Sports TV'de spor kitaplarıyla ilgili bir program yapıyordu. 2015'te Milli Takım, 2020'de ( Yusuf Demircioğlu ile ) 19 Mayıs Stadı ve 2021'de Samsunspor Tarihi kitapları vesilesiyle bu programlara katılmıştım. Hatta İstanbul Samsunsporlular Derneği başkanı Ali İhsan kardeşimle birlikte 20 Ocak 2021'de katıldığımız programa rahmetli Emin Abi de telefonla bağlanmıştı.

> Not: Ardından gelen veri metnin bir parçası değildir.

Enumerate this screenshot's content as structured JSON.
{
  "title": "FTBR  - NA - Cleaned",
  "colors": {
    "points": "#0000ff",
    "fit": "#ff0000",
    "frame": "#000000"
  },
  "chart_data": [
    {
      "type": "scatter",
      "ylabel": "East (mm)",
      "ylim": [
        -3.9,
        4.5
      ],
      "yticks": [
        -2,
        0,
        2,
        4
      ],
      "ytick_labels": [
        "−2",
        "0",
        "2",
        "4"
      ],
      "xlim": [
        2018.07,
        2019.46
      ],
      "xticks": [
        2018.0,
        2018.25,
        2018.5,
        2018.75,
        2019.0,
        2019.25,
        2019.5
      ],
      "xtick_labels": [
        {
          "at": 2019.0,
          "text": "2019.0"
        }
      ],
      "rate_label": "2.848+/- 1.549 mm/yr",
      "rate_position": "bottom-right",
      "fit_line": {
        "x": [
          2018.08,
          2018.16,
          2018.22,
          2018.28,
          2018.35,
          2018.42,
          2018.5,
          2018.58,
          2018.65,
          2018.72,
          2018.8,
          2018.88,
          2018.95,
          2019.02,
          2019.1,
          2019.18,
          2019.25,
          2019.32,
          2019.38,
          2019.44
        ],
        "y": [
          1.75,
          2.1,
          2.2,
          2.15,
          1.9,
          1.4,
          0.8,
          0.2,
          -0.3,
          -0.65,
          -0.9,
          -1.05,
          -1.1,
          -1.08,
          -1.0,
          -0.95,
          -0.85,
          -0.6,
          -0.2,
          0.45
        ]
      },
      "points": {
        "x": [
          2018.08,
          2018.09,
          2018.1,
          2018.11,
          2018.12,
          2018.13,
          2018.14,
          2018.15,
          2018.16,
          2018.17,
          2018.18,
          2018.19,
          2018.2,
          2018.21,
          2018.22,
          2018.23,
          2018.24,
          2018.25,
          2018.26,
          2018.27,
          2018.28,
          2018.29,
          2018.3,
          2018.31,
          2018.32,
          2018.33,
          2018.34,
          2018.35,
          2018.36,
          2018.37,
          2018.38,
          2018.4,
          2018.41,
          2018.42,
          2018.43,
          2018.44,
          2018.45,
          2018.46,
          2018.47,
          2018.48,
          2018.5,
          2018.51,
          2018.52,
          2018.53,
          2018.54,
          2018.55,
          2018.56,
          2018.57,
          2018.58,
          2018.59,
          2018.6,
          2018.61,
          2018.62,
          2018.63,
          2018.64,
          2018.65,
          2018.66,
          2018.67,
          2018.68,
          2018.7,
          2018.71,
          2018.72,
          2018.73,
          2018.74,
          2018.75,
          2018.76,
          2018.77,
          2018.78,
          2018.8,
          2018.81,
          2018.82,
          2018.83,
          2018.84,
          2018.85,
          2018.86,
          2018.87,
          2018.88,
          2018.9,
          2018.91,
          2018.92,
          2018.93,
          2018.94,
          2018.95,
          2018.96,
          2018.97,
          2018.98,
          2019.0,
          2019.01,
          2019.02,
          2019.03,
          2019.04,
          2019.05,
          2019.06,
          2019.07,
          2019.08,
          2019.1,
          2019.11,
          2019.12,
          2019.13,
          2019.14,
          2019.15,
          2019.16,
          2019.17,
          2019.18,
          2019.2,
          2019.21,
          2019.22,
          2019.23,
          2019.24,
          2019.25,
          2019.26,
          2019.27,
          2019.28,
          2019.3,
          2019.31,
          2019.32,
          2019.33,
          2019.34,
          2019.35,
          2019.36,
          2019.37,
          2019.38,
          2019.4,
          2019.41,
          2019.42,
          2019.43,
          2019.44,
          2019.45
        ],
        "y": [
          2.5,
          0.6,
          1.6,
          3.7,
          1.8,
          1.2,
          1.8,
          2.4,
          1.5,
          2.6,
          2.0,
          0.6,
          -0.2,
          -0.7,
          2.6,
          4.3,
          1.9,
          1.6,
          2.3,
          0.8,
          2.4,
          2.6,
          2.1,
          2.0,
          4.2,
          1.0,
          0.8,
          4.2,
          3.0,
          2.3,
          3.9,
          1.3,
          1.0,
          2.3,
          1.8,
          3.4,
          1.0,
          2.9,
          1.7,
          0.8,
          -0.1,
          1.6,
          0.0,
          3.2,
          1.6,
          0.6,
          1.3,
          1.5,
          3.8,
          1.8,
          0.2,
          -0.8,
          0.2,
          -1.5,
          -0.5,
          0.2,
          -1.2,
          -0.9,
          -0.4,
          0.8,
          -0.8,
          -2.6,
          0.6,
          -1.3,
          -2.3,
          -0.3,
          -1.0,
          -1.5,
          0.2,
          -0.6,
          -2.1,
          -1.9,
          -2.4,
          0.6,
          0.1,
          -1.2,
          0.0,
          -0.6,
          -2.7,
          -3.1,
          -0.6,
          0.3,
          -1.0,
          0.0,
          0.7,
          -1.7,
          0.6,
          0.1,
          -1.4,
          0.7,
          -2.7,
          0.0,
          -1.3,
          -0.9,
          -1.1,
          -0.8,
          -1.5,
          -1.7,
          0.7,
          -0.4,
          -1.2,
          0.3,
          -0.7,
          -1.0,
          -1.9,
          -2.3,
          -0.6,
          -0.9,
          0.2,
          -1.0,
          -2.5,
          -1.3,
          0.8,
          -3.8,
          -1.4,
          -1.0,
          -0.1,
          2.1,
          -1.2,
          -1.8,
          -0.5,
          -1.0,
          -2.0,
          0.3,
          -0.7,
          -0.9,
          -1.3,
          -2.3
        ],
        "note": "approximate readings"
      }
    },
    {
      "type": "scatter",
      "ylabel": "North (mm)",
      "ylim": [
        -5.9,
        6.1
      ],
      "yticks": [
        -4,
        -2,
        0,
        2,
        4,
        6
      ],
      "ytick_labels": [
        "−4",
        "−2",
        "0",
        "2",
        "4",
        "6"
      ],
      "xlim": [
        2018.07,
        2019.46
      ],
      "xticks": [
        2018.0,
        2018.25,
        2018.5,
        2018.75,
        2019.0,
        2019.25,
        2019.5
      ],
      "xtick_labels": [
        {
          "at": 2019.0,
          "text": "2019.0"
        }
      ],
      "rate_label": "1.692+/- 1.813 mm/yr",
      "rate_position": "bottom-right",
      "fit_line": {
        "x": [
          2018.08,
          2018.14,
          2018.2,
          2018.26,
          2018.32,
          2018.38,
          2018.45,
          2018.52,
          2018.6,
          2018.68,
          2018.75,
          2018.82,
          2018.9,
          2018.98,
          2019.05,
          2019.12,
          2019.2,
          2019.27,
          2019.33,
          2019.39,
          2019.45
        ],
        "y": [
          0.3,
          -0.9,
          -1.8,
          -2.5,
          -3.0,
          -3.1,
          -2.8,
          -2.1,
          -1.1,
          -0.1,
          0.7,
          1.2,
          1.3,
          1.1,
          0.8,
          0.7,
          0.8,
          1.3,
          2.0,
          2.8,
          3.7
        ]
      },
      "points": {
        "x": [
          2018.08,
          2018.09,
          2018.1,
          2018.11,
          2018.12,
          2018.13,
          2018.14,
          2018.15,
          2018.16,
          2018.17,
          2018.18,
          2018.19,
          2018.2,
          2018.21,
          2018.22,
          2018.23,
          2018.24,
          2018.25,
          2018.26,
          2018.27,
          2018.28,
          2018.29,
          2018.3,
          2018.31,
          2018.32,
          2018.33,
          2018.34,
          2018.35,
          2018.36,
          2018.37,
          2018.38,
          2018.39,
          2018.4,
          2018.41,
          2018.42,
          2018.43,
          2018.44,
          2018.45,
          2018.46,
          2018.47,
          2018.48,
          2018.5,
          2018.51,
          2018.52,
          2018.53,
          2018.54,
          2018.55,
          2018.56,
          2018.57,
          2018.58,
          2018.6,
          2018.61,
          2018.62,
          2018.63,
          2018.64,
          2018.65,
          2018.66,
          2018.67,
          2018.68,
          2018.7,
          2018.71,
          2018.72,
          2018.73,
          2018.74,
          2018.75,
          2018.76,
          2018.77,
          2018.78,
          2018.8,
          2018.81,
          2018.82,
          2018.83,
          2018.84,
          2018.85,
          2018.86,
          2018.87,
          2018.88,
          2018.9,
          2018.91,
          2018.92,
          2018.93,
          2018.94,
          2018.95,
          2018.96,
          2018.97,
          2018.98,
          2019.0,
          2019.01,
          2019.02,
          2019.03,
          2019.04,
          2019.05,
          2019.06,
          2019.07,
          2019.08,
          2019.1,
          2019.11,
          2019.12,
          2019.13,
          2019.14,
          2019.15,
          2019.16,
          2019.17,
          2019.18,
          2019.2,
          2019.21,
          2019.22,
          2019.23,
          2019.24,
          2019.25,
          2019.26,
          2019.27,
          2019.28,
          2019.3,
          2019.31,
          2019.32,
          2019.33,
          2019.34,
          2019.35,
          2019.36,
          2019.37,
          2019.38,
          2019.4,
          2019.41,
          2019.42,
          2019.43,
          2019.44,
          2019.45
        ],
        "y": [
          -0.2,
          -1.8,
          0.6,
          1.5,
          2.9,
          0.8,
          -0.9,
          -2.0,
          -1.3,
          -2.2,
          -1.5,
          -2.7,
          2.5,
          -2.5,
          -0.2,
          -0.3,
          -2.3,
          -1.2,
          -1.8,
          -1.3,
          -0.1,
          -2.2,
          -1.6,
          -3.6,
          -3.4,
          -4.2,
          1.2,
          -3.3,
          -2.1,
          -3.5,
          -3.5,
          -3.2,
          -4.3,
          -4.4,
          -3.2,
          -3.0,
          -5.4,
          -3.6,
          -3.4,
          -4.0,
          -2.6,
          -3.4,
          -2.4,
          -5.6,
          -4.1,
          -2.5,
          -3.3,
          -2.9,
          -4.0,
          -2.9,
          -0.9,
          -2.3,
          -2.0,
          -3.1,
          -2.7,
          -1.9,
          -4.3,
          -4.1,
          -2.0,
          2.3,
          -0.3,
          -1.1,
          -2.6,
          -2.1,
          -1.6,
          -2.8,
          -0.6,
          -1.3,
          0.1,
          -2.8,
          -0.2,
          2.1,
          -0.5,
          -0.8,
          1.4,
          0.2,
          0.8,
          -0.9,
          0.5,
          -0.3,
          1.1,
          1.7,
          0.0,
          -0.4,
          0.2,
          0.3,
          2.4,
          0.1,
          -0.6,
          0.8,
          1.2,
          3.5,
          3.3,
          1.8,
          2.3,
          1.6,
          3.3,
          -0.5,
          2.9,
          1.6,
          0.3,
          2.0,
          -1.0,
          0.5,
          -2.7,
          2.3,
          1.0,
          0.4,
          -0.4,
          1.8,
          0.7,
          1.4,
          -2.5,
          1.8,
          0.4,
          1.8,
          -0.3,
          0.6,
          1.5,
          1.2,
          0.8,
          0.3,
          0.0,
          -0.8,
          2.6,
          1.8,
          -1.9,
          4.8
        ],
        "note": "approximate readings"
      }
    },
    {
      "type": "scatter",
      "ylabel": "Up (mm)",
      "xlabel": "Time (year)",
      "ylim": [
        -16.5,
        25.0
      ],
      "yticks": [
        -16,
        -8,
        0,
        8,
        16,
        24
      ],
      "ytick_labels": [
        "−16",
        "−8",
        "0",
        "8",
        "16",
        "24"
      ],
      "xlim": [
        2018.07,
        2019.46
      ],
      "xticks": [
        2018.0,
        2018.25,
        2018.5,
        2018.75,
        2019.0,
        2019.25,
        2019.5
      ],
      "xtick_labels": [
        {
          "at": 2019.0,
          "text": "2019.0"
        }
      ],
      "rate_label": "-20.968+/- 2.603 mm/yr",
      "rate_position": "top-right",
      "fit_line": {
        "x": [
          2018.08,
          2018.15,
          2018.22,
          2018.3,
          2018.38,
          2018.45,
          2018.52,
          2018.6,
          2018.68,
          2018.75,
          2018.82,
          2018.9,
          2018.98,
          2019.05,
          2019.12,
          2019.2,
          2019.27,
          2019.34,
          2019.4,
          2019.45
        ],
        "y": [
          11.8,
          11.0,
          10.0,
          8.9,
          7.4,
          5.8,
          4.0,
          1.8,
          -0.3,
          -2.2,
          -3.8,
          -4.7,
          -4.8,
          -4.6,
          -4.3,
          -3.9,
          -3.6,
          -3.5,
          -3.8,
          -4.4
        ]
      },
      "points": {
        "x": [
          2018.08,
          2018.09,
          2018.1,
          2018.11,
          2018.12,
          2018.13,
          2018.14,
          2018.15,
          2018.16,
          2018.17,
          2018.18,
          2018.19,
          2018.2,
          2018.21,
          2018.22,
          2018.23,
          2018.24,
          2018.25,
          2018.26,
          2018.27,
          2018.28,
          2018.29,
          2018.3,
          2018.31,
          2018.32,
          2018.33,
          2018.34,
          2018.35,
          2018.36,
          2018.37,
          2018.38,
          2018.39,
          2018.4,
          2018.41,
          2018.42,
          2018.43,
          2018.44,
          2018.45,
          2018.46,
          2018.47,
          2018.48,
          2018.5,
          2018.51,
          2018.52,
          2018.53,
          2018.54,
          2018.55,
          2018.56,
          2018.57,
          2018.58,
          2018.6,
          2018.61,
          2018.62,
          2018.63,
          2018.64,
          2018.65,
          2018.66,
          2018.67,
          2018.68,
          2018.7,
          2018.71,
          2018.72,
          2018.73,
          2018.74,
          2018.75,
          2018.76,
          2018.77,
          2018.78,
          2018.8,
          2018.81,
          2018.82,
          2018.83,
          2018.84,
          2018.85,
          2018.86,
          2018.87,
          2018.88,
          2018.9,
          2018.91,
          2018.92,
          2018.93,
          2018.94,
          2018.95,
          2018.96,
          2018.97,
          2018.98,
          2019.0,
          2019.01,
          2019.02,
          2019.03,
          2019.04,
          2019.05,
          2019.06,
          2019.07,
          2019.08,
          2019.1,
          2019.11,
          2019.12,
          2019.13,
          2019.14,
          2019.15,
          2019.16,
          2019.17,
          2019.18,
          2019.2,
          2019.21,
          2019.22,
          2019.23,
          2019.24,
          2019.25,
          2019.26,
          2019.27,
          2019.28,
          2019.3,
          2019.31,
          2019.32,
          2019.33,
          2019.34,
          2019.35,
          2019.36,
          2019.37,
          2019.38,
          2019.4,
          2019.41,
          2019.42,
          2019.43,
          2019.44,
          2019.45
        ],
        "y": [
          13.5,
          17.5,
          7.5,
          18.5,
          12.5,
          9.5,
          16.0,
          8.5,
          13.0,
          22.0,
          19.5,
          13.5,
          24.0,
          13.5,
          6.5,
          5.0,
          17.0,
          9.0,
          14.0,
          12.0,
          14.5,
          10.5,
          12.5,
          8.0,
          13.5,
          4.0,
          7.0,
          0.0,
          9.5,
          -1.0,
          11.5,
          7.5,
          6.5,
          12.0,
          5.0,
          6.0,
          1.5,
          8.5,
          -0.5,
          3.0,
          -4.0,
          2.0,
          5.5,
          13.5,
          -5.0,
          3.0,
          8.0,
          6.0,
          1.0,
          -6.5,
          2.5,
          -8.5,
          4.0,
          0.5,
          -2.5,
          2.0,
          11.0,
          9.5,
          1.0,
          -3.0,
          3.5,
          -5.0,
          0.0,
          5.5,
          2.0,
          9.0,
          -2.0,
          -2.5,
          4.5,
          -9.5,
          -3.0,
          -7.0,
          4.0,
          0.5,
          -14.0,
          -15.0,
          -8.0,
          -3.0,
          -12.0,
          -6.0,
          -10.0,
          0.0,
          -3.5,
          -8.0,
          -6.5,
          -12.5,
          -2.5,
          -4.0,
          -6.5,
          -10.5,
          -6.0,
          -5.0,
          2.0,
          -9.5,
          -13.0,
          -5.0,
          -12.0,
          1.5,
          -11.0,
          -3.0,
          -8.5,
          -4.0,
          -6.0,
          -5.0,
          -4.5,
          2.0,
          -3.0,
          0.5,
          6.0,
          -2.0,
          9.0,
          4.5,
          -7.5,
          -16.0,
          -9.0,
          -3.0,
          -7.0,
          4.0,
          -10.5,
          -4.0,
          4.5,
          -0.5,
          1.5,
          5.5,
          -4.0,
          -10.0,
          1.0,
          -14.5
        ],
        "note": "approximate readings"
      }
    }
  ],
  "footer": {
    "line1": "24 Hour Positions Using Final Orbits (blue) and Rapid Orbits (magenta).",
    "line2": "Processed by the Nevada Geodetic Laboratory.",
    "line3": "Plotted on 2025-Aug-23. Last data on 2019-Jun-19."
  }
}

Ahmet Abi, öğretici bir adamdı. İyi bir yazar olduğu gibi iyi bir hatipti de. Türkçe konusunda çok hassastı. "Gelgelelim ve açıkçası" gibi iki kelimeyi yerinde kullanmayı ondan öğrendim. Ayrıca "hiçbir işe yaramayacağını biliyorum ama" diye başlayıp "lig uzun bir maratondur" ya da "mağlubiyet aldık" gibi ifadelerin yanlış olduğunu yazardı. Ondan öğrendiğim için ben hiçbir zaman "lig uzun bir maratondur" demedim ve yazmadım. Maratonun mesafesi bellidir; uzun ya da kısa maraton olmaz. O yüzden lig uzun bir yarıştır.
Sevgili Ahmet Abi? Belki bu hayat dediğimiz şey de uzun bir yarıştı. Sen o koşuyu hakkını vererek, düzgün yaşayarak, işini iyi yaparak ve doğru yaşayarak tamamladın bence. Dahası, iz bıraktın. Kitapların seni hep yaşatacak. Mekanın cennet olsun.
Gelgelelim, Aytmatov'un dediği gibi: İnsan her şeyi anlatamaz. Zaten kelimeler de her şeyi anlatmaya yetmez.